Though making threats is enough for you to call the cops on him, just have evidence. It that happens enough times, they will arrest him, otherwise they could be held accountable in not acting beforehand if he does attack you/someone at some later point. But of course, be aware of your safety.
He just thinks he's right a bit too often, like one night, we got into an argument simply because he assumed I yelled, had no proof and said he saw me yelling, when I wasn't, and of course eventually he got louder and yelled himself. I feel like some days are cool, in which I can even get along with him somewhat, other days are simply hell incarnate where he's just irritable at everything.
I understand, the dude's been through some shit, friends have died, dad would throw shit, I get that. At some point he just needs to look at himself and realize he needs to calm down. One day he's going to say something to the wrong person and they will legitimately beat the **** out of him.
Where do you live? How old are you now? You sound young.

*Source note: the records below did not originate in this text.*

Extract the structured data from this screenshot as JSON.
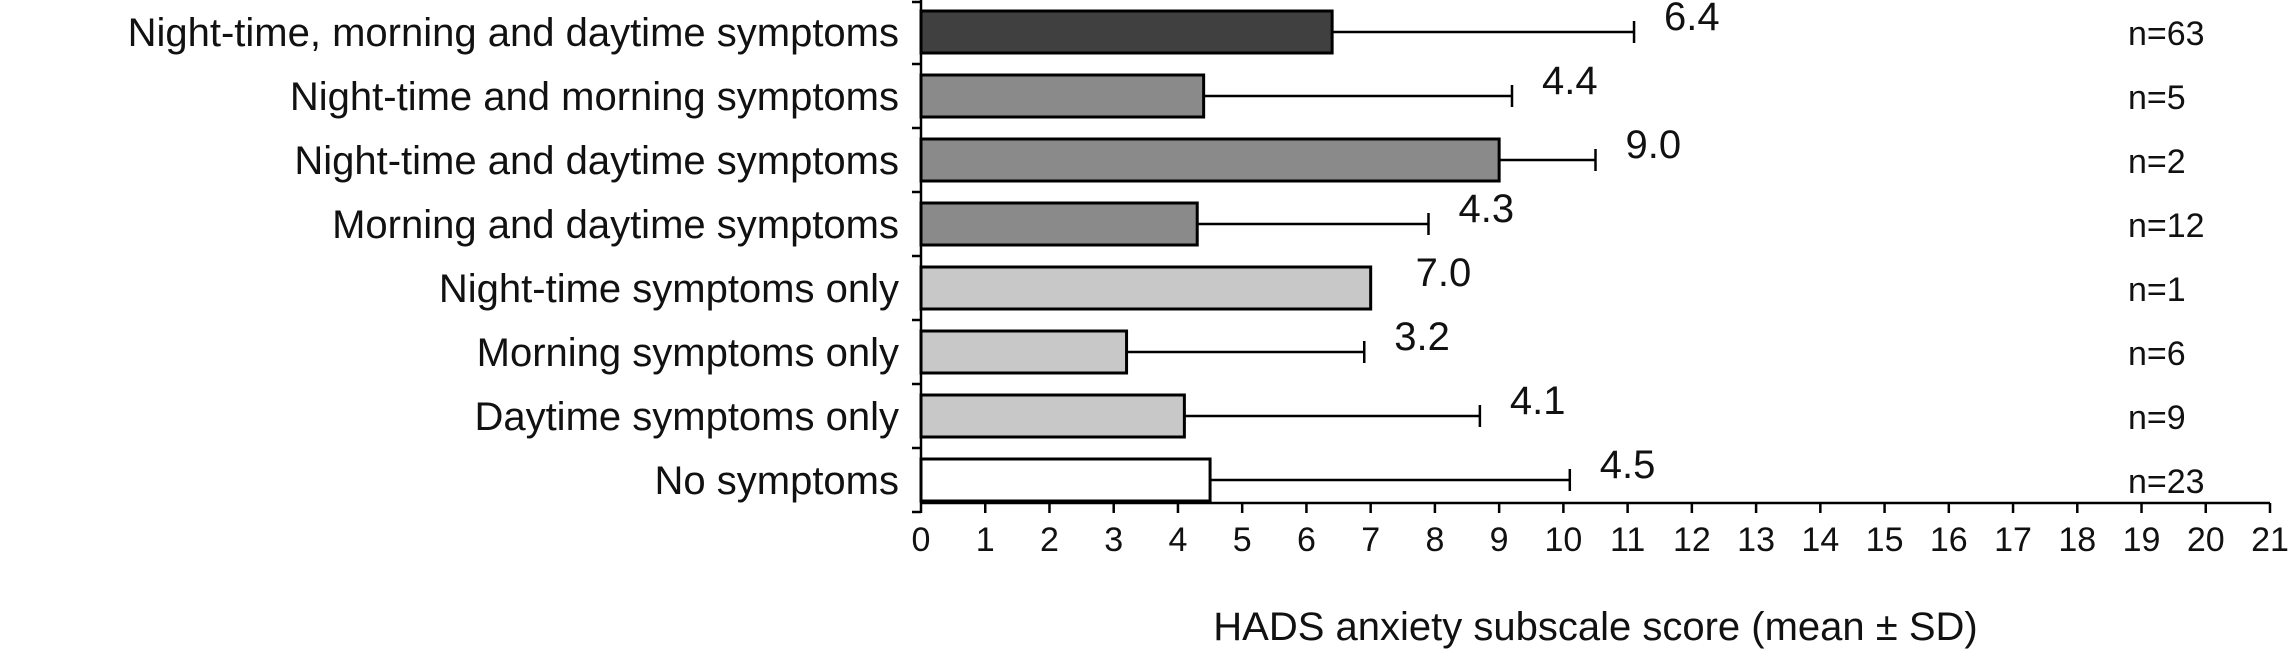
{
  "chart_data": {
    "type": "bar",
    "orientation": "horizontal",
    "title": "",
    "xlabel": "HADS anxiety subscale score (mean ± SD)",
    "ylabel": "",
    "xlim": [
      0,
      21
    ],
    "x_ticks": [
      0,
      1,
      2,
      3,
      4,
      5,
      6,
      7,
      8,
      9,
      10,
      11,
      12,
      13,
      14,
      15,
      16,
      17,
      18,
      19,
      20,
      21
    ],
    "grid": false,
    "legend": "none",
    "categories": [
      "Night-time, morning and daytime symptoms",
      "Night-time and morning symptoms",
      "Night-time and daytime symptoms",
      "Morning and daytime symptoms",
      "Night-time symptoms only",
      "Morning symptoms only",
      "Daytime symptoms only",
      "No symptoms"
    ],
    "values": [
      6.4,
      4.4,
      9.0,
      4.3,
      7.0,
      3.2,
      4.1,
      4.5
    ],
    "value_labels": [
      "6.4",
      "4.4",
      "9.0",
      "4.3",
      "7.0",
      "3.2",
      "4.1",
      "4.5"
    ],
    "sd": [
      4.7,
      4.8,
      1.5,
      3.6,
      0,
      3.7,
      4.6,
      5.6
    ],
    "n_labels": [
      "n=63",
      "n=5",
      "n=2",
      "n=12",
      "n=1",
      "n=6",
      "n=9",
      "n=23"
    ],
    "bar_colors": [
      "#404040",
      "#8a8a8a",
      "#8a8a8a",
      "#8a8a8a",
      "#c8c8c8",
      "#c8c8c8",
      "#c8c8c8",
      "#ffffff"
    ]
  }
}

Getting beaten as a kid is normal, don't let that phase you. You need to find a positive role model that's male in your life. You need to find a social worker that you can talk to to figure out what to do next. Social workers are free unless you live in some third world country? Education is the most important thing you can give yourself, it will give you the power to control your life the way you see fit. You need guidance it seems.. Go to a community centre or neighborhood centre and ask if they have a community social worker. Start saving up money to escape and move out.
I'm sorry you seem to come from a fairytale land where parents dont discipline their kids. Depends on the degree of what is being donedone to you? How old are you Jman
Er, first off, you don't discipline someone elses kids... ever...
I don't care how angry they are, and I'm sorry, even if they killed your pet cat or something, you damn sure don't have the right to hit them. If I started dating a girl and I found out she had hit one of my children, I've never hit a woman but I would smack the **** out of that girl and throw her out of my apartment/house. Damn that, I went through hell for years just for doing the tiniest things.
Secondly, if you are gonna discipline your kids, you do not ever use a closed fist, and you don't hit them as hard you can unless it's serious, and they're old enough to be hit like that.
For real, one time when I was 9, I made a bird noise, right? Thats it, I made a noise at his pet bird.
He tried to hit me for that, punch me, actually, and my mom was holding him back, so since he couldn't hit me cause my mom was in the way, he threw water in my face.
Apparently he was mad cause I "made fun of his pet bird".
Was also swung around a room, and then literally thrown against a wall cause me and my little brother were play-fighting.
He also screamed angrily for hours like a madman because I (using MY money) wouldn't buy him food. I bought myself a calzone and something else, and he was absolutely ****ing LIVID that I didn't get him anything, even after I offered to let him eat the thing I bought exclusively for myself, he still went ballistic. He walked into our bathroom and started screaming like a crazy person, and I mean SCREAMING, he was going absolutely apeshit crazy. (It's worth mentioning he apologized, but only because my mom forced him to)
Is it bad that I actually legitimately sometimes wish I could?
Like no joke I've had dreams where I've joked him to death.
I do get afraid that one day I will snap and actually legitimately kill him and go to prison.
He just doesn't know when to shut up, he talks about everyone behind their backs too, my grandmother, my sister, my, my brother, my mom to her face but also behind her back, our whole family.
He believes we're weirdos because of the way we live, and honestly we live relatively normal, he is obsessed with appearing tough and dominant.
But honestly, I feel like he has severe bipolar disorder, in all honesty.